A instabilidade laboral tem um nome que se dá na discussão europeia, que é a segmentação do mercado de trabalho, a excessiva segmentação do mercado de trabalho. E até há as recomendações que no âmbito do semestre europeu, do processo europeu, são feitas a Portugal e que apontam para a necessidade de reduzir essa segmentação. Depois há duas formas de olhar essa redução: uma é a que aponta para uma diminuição, para uma flexibilização dos contratos sem termo e outra que aponta para uma redução da dimensão e do impacto que tem a contratação a prazo no nosso país. Esta é a nossa, mas existe a outra, nós não fomos por esse caminho, se tivéssemos ido, isso sim, estaríamos a prosseguir o caminho do passado, mas não, este acordo aponta no sentido contrário: reduz a duração dos contratos a termo, reduz as razões para existirem contratos a termo, promove a contratação sem termo, promove a negociação coletiva, tem toda uma lógica que eu diria, com toda a segurança, tem tudo a ver com uma mudança progressista. É verdade que sustentável tem tudo a ver com isso e nada a ver com as políticas do passado.

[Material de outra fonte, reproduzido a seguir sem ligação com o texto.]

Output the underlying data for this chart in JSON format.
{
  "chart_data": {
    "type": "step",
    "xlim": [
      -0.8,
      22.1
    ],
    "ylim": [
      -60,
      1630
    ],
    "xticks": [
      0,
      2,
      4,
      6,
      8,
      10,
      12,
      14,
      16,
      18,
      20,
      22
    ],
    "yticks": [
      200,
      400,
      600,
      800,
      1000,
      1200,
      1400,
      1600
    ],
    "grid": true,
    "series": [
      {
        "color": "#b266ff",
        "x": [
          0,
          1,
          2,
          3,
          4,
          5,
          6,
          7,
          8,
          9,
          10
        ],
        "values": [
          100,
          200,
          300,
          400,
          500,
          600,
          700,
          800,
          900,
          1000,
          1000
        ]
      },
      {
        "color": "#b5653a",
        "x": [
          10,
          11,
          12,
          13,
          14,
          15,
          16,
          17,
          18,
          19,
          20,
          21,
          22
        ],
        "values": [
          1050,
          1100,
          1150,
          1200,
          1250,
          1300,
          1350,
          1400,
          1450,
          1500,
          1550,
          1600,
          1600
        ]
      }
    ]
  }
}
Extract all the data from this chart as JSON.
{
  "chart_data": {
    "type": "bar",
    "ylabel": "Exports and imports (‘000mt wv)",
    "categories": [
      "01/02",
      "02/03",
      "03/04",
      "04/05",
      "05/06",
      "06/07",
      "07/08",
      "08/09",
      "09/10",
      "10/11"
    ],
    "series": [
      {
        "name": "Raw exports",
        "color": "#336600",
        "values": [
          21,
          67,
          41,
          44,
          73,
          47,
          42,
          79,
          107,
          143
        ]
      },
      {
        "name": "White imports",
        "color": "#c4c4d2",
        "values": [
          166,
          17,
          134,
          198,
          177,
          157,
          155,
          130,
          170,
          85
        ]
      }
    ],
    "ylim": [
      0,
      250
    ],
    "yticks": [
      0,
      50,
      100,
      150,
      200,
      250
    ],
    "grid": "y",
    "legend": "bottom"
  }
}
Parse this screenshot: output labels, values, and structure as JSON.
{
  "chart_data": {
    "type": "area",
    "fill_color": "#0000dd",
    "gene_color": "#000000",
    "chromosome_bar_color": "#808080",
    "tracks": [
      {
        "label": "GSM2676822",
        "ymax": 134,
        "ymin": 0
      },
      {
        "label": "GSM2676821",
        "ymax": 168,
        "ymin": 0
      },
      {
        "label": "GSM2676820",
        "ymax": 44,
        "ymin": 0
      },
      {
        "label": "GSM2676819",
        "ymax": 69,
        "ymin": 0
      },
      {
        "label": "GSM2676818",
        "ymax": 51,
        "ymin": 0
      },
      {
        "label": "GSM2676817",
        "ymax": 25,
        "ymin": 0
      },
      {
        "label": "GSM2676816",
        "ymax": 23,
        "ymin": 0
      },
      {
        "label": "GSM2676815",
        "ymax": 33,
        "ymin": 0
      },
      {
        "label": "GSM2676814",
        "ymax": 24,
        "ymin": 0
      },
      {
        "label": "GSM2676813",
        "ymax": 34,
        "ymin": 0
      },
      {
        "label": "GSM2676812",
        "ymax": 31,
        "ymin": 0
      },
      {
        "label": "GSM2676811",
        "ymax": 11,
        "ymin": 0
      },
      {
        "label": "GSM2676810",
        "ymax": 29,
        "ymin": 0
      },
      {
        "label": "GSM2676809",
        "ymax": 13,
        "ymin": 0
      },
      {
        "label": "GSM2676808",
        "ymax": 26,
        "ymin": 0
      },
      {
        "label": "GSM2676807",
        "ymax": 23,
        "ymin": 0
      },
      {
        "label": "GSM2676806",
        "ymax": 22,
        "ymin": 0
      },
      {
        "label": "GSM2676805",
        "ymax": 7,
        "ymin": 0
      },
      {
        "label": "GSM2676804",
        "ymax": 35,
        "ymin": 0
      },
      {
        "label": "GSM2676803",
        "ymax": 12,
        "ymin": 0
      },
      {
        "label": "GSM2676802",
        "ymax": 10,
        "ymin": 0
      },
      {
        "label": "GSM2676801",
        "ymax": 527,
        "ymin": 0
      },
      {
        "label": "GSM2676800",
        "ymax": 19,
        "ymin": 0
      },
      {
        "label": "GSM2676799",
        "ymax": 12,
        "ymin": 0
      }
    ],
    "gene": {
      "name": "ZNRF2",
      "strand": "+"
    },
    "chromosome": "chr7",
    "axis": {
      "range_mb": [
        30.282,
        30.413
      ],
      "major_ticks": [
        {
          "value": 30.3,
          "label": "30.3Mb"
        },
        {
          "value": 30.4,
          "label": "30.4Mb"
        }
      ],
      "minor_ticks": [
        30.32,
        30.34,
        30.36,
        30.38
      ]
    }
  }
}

Não teme que o alargamento do período experimental de 90 para 180 dias venha a ser travado no Tribunal Constitucional, tal como foi em 2008? O que é que muda agora em relação à versão de alteração que também foi proposta por si - também estava ao leme desta área da governação quando o tribunal a chumbou -, há alguma diferença que garanta que isto agora passa?
Julgo que sim. Em primeiro lugar, os 180 dias propostos que, aliás, estão agora em discussão na Comissão Europeia como o valor de referência, o valor máximo, podendo depois os países ultrapassar os 180 dias em situações especiais. É, portanto, o que está a ser discutido na União Europeia, desse ponto de vista não estamos longe do que acontece nas normas europeias. Agora, o que a proposta que foi aprovada na Assembleia da República fez neste caso, foi transformar os 180 dias na norma para o período experimental. O que nós fazemos nesta proposta não é isso.
Em Portugal celebram-se centenas de milhares de contratos todos os anos, mas são de natureza diferente, porque uns são de pessoas que mudaram de empresa, de atividade, e esses são umas centenas de milhares, outros são de pessoas que entram ou reentram no mercado de trabalho. São dois tipos de situação, são dois tipos de ligação que se cria entre o empregador e o trabalhador. Há um aspeto extremamente importante, as pessoas dizem: então vão mudar o período experimental de 90 dias para 180 dias? Mas o período experimental verdadeiro não era de 90 dias, isso é uma ilusão. Porque eu já apresentei os dados do último ano dos novos trabalhadores que foram inscritos na Segurança Social ou daqueles que regressaram depois de muitos anos fora e 86% fizeram-no com contrato a termo, nem utilizaram o período experimental. Portanto, o verdadeiro período experimental que existia para muitas empresas - e isso é errado - era o contrato a prazo. Isso vai deixar de ser possível porque a possibilidade de contratar a prazo só porque se é alguém à procura do primeiro emprego, desaparece da lei.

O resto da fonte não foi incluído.